Explicit tertia et quarta pars Speculi Guilhelmi Duranti cum additionibus Ioannis Andree et Baldi suis in locis ubique positis. Impressa Venetiis per Magistrum Paganinum de Paganinis Brixiensis, ac Georgium de Arriuabene de Caneto qui salua omnium pace est inter ceteros amandus ac uenerandus propter ipsius in hac arte curam in corrigendis operibus ac in imprimendo charactere. Anno domini M.cccc.lxxxviii. vi die Septembris.

Here ends the third and fourth part of the Speculum of Gulielmus Durandus, with the additions of Joannes Andreae and Baldus inserted everywhere in their proper places. Printed at Venice by Master Paganinus de Paganinis of Brescia, and Georgius de Arrivabene de Caneto, who, with due respect to every one, is, among all others, to be loved and revered for his care in this art both in correcting works and in printing them in type. In the year of our Lord 1488, on September 6th.

The slip of “Brixiensis” for “Brixiensem” is not reproducible in English, but the reader who notes how the two partners are treated as singular instead of plural will easily see that this colophon could not have been written for them. It appears, indeed, to have been borrowed from Bernardinus de Tridino.
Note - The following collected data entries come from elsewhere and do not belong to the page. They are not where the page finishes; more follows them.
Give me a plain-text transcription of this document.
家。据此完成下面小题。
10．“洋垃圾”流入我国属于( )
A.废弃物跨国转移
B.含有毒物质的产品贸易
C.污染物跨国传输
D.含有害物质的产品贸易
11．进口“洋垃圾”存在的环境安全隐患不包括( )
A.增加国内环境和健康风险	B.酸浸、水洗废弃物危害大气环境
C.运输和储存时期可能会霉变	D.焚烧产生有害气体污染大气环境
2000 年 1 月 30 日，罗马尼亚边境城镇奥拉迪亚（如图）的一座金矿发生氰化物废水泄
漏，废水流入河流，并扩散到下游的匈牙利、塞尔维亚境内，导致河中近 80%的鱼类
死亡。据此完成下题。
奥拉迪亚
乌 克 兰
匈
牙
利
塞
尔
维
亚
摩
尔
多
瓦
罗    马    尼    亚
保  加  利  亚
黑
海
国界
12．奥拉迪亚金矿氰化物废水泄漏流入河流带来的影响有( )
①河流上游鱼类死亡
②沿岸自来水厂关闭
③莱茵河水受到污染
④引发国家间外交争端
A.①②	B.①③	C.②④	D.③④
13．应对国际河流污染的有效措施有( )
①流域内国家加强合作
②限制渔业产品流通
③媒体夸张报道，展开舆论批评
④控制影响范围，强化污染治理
Sometimes the inaccuracies introduced are not of a merely verbal kind. Thus at the end of an edition of the “Fasciculus Temporum” printed by Heinrich Wirzburg at the Cluniac monastery at Rougemont in 1481 we have the following colophon:

Chronica que dicitur fasciculus temporum edita in alma Universitate Colonie Agrippinae super Renum, a quodam deuoto Cartusiensi finit feliciter. Sepius quidem iam impressa sed negligentia Correctorum in diuersis locis a uero originali minus iuste emendata. Nunc uero non sine magno labore ad pristinum statum reducta cum quibusdam additionibus per humilem uirum fratrem Heinricum Wirczburg de Vach, monachum in prioratu Rubei Montis, ordinis cluniacensis, sub Lodouico Gruerie comite magnifico anno domini M.cccc.lxxxi. Et anno precedenti fuerunt aquarum inundationes maxime, ventusque [sic] horribiles multa edificia subuertentes.